Two decades in the making, the Charleston International African American Museum is open to the public. The museum building serves as a memorial to the approximately 100,000 enslaved Africans who passed through the site.
Historians estimate that 45 percent of enslaved Africans entered the United States through Gadsden's Wharf in Charleston, South Carolina. But until recently, the site was conspicuously absent of memorials or any other indication of its past. Few knew the significance of the place.
Finally, that has changed. Now located on Gadsden's Wharf is the International African American Museum (IAAM), an institution dedicated to the untold stories of the African American experience.
IAAM opened to the public on June 27, effectively concluding 20 years of planning, fundraising and construction efforts undertaken in Charleston and beyond. For Tonya Matthews, the museum's inaugural president and CEO, it was worth the wait. “Every time I look back at what we were discussing, say, five years ago, what I realize is that if the museum had opened at any other time, it really would have been a different space.”
“Ten years ago,” Matthews added, “we wouldn't really have been located on the Gadsden's Wharf site – and that, of course, has become a signature and landmark for us.”
The building itself incorporates the site's long-lost memorial.
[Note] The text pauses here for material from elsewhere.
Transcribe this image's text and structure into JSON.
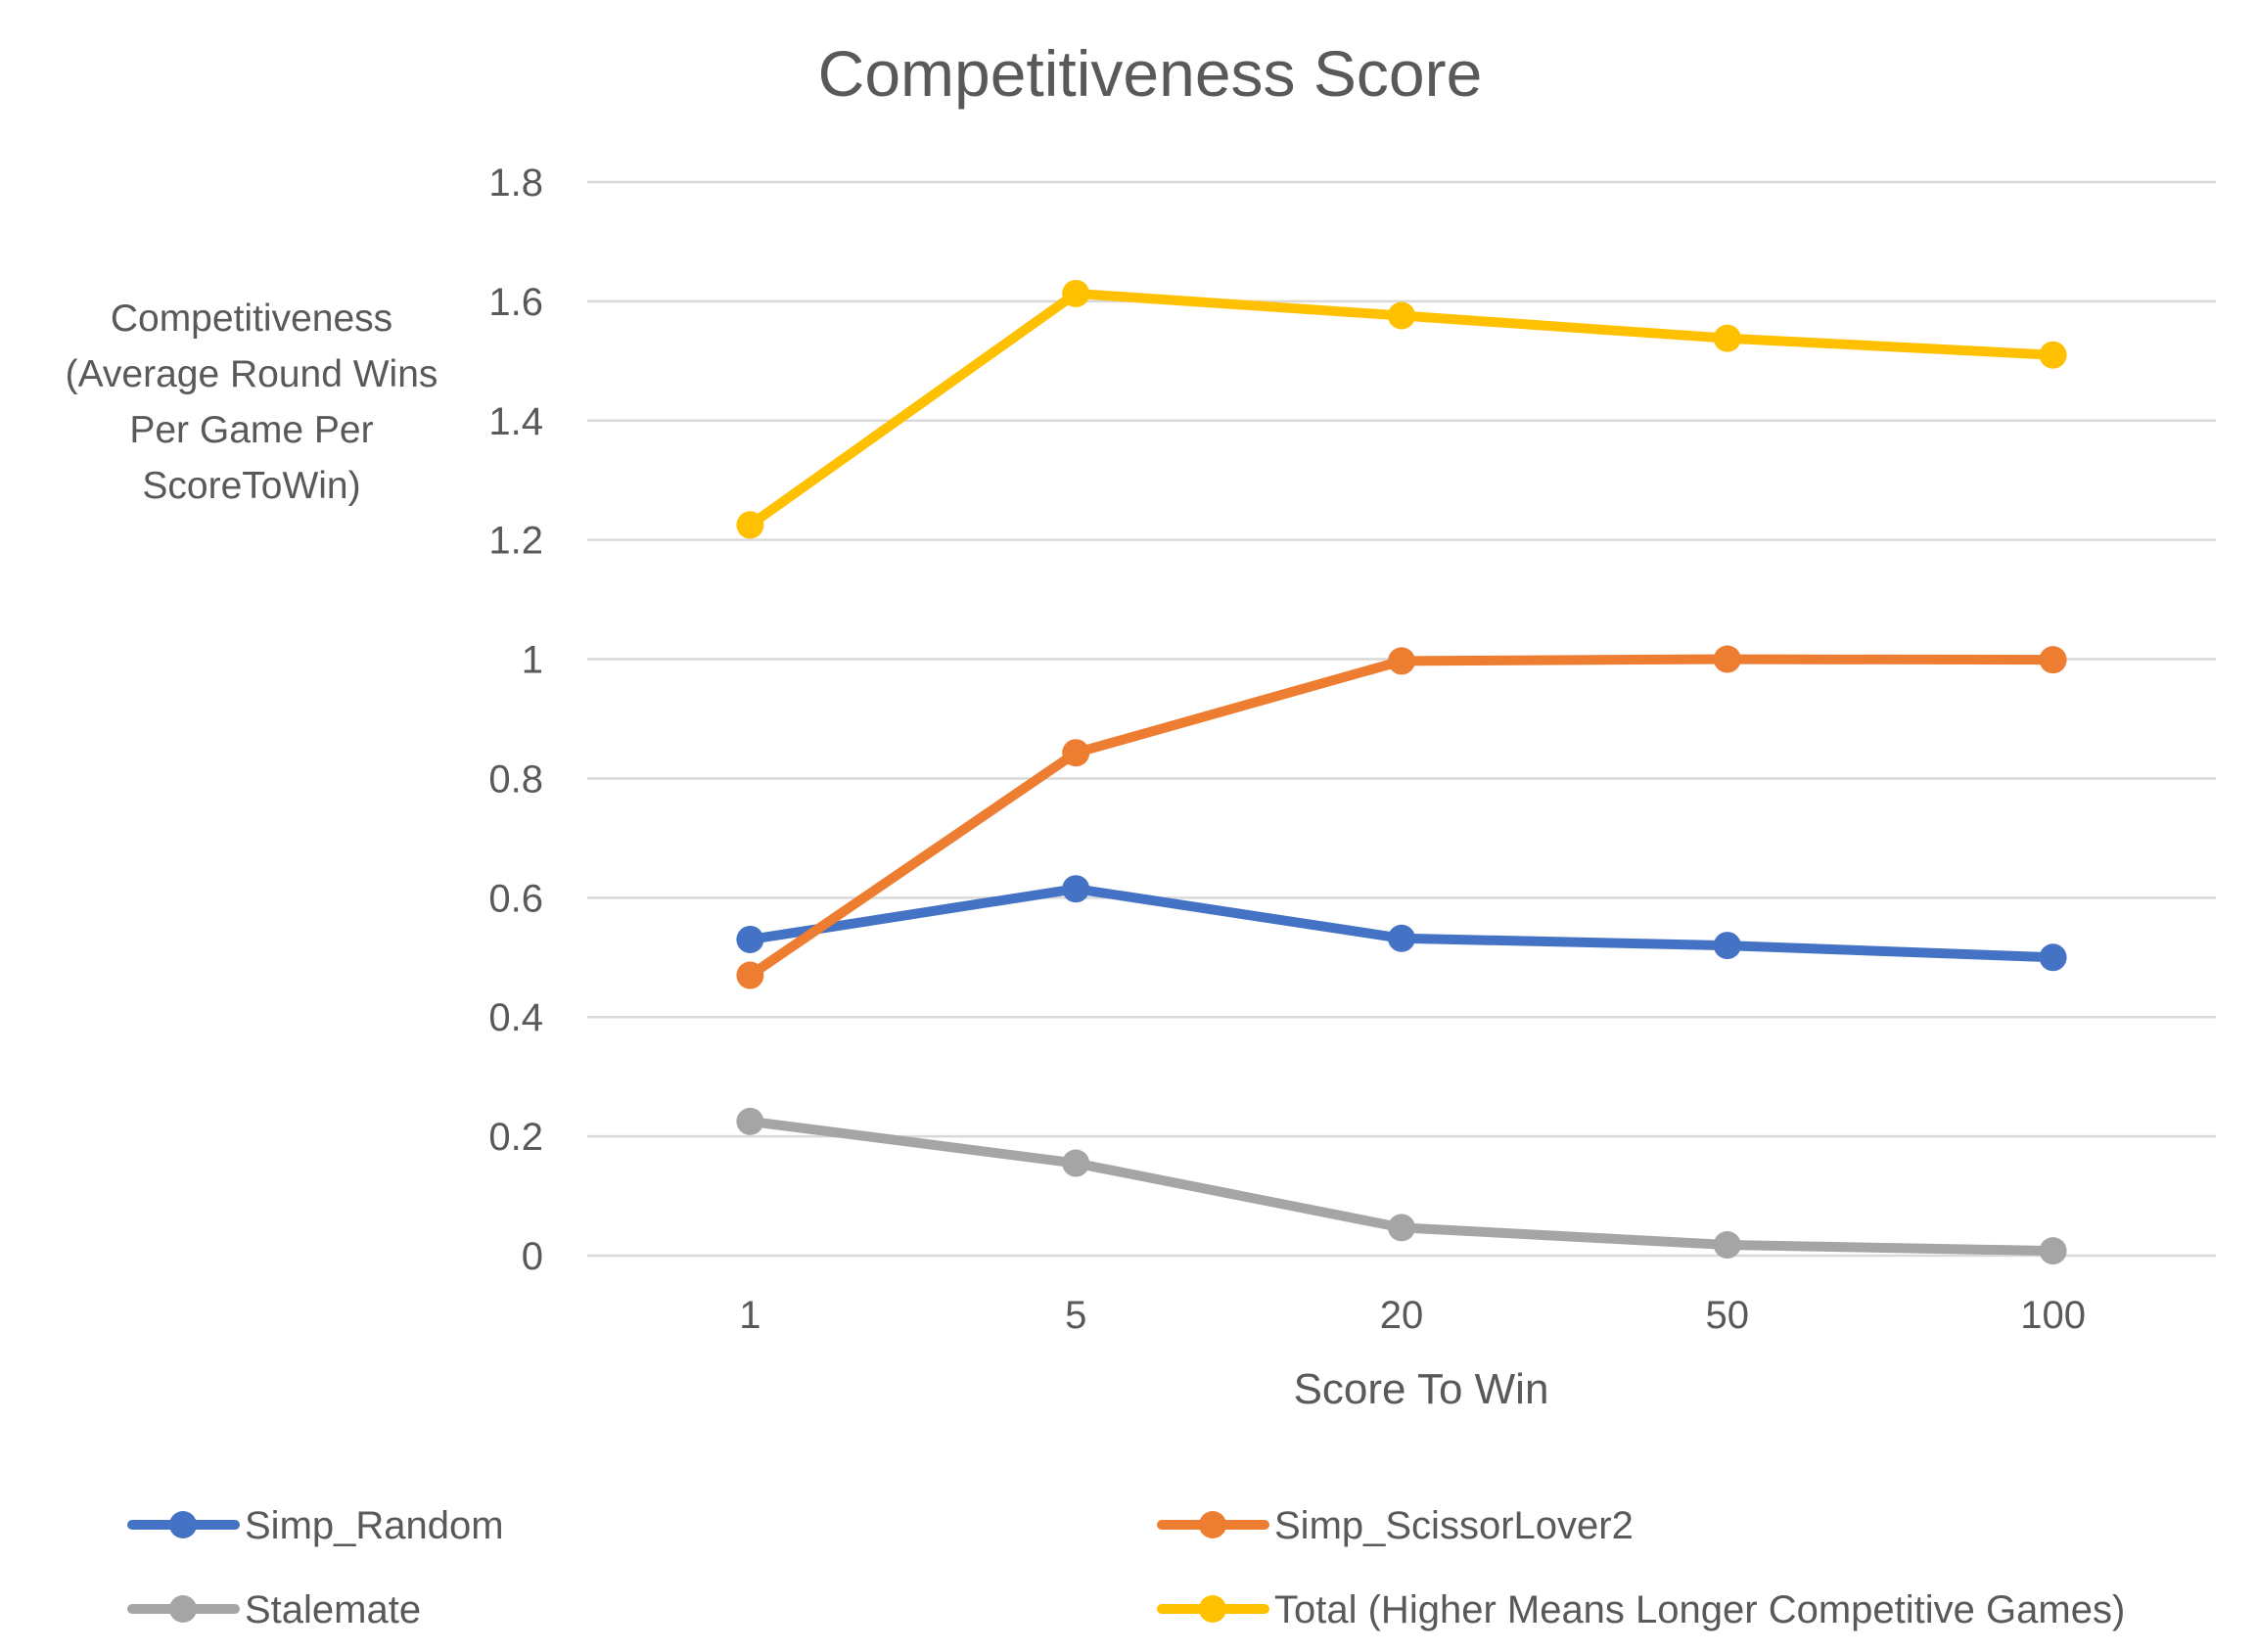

Designed by the late architect Henry Cobb, the IAAM sits atop 18 single-story pillars, its body suspended above the ground in a gesture of respect for the slaves who once walked the land below.
“As the place where thousands of Africans from diverse cultures first set foot in North America, Gadsden's Wharf is not only the right place to tell this story; it is hallowed ground,” Hood, who died in 2020, once said. “The museum’s special design challenge was to build on this site without occupying it.”
Beneath the towering building, there are two reflection spots, both designed by MacArthur Award-winning landscape artist Walter Hood: a “Tide Tribute” sculpture to the enslaved Africans who passed through Gadsden's Wharf and an ethnobotanical “African Ancestors Memorial Garden,” filled with plants. native to West Africa, the Caribbean and the Lowcountry of South Carolina.
Inside, the 100,000-square-foot building features nine exhibition spaces and a collection of nearly 700 objects, nearly all of which are on view. This includes historic artifacts like slave handcuffs and antique Mardi Gras costumes, as well as art by Jacob Lawrence, Kara Walker, and Carrie Mae Weems, among others. The mix of materials, Matthews said, instantiates one of the museum's core tenets: "the constant interweaving of trauma and joy."
“[It's] not trauma on display on the left and joy on display on the right, but much more like the African-American experience itself, which is a constant weaving,” explained the head of IAAM.